Sejak dibentuk pada 2007, kehadiran MDMC memberikan corak baru bagi pekerjaan sosial Muhammadiyah di abad kedua. MDMC adalah wujud kongkrit dari ijtihad berkemajuan Muhammadiyah untuk menjawab tantangan nasional dan global, terutama dalam penanganan kebencanaan. Ia hadir menjalankan pekerjaannya melakukan respons bencana dan menjadi agen bina damai (peace building) pada kasus konflik tertentu.
Akhirnya, penanganan Covid-19 ini membutuhkan lebih banyak peran dari berbagai elemen sipil Islam. Opinion leaders dari organisasi masyarakat Islam sangat dibutuhkan agar masyarakat benar-benar paham dengan situasi perang melawan pandemi ini.
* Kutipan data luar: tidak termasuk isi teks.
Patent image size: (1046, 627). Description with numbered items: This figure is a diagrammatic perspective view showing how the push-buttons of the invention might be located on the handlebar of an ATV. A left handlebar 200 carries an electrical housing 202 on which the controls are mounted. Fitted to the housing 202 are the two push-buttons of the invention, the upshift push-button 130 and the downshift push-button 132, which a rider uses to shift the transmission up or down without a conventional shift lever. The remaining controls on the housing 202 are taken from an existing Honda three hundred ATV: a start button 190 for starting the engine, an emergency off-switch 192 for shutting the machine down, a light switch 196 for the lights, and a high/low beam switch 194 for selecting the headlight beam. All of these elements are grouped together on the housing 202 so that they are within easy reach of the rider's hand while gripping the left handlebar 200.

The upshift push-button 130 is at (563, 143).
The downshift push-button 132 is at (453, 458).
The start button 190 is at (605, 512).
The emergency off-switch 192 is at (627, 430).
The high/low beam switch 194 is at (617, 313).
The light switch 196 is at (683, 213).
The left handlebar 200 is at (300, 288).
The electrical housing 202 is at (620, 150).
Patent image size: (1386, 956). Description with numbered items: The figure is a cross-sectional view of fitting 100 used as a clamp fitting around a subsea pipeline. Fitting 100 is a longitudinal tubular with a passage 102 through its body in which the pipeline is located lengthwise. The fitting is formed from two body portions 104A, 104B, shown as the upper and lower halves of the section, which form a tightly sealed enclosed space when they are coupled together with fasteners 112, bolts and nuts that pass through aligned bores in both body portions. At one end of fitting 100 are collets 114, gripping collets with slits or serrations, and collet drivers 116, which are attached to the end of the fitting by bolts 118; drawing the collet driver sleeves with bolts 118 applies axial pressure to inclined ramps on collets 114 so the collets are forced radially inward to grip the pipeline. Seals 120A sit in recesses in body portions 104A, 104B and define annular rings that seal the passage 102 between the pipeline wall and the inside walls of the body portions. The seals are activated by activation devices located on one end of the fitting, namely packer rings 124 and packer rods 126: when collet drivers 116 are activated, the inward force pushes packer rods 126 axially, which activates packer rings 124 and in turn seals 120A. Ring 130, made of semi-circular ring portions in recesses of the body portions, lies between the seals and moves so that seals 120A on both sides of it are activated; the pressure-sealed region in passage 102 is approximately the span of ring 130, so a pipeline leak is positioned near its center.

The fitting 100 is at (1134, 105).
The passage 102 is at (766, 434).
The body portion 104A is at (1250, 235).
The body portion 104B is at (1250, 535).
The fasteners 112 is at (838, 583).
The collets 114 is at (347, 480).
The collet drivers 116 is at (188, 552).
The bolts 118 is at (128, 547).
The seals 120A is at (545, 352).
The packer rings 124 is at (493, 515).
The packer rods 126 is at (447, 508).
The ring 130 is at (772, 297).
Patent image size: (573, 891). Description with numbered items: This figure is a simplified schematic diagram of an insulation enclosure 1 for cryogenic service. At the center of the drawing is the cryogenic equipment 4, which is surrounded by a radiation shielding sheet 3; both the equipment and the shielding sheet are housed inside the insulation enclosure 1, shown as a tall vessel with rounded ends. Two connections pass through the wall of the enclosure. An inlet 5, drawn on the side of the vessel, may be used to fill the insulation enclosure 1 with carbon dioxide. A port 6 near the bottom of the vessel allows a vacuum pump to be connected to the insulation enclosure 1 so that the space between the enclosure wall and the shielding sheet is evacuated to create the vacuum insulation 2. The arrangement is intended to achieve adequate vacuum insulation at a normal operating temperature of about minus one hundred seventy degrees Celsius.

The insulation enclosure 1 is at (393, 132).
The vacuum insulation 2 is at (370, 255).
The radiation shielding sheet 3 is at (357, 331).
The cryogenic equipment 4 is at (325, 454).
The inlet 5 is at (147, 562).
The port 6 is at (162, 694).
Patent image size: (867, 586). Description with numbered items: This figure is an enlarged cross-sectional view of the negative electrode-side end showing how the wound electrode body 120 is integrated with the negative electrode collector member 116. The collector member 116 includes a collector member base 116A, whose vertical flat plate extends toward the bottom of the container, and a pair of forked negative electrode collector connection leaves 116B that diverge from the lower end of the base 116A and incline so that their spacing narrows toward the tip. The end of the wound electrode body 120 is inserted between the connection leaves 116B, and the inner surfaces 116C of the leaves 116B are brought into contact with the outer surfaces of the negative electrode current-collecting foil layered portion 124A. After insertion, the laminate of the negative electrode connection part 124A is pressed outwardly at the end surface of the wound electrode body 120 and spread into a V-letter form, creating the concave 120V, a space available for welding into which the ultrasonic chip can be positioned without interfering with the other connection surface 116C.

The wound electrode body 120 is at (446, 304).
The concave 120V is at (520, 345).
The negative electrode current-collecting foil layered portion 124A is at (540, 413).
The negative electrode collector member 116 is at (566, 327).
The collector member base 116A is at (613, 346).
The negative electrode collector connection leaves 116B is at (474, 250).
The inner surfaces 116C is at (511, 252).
Ini adalah bukti membela NKRI dan saatnya membuktikan nasionalisme.
Kemudian, secara struktural, para pemimimpin ormas seperti Muhammadiyah dan Nahdlatul Ulama juga bisa memberikan fasilitas dasar untuk kesehatan menjeuhi virus ini dengan membagikan masker, sarung tangan dan hand sanitizer secara gratis kepada masyarakat.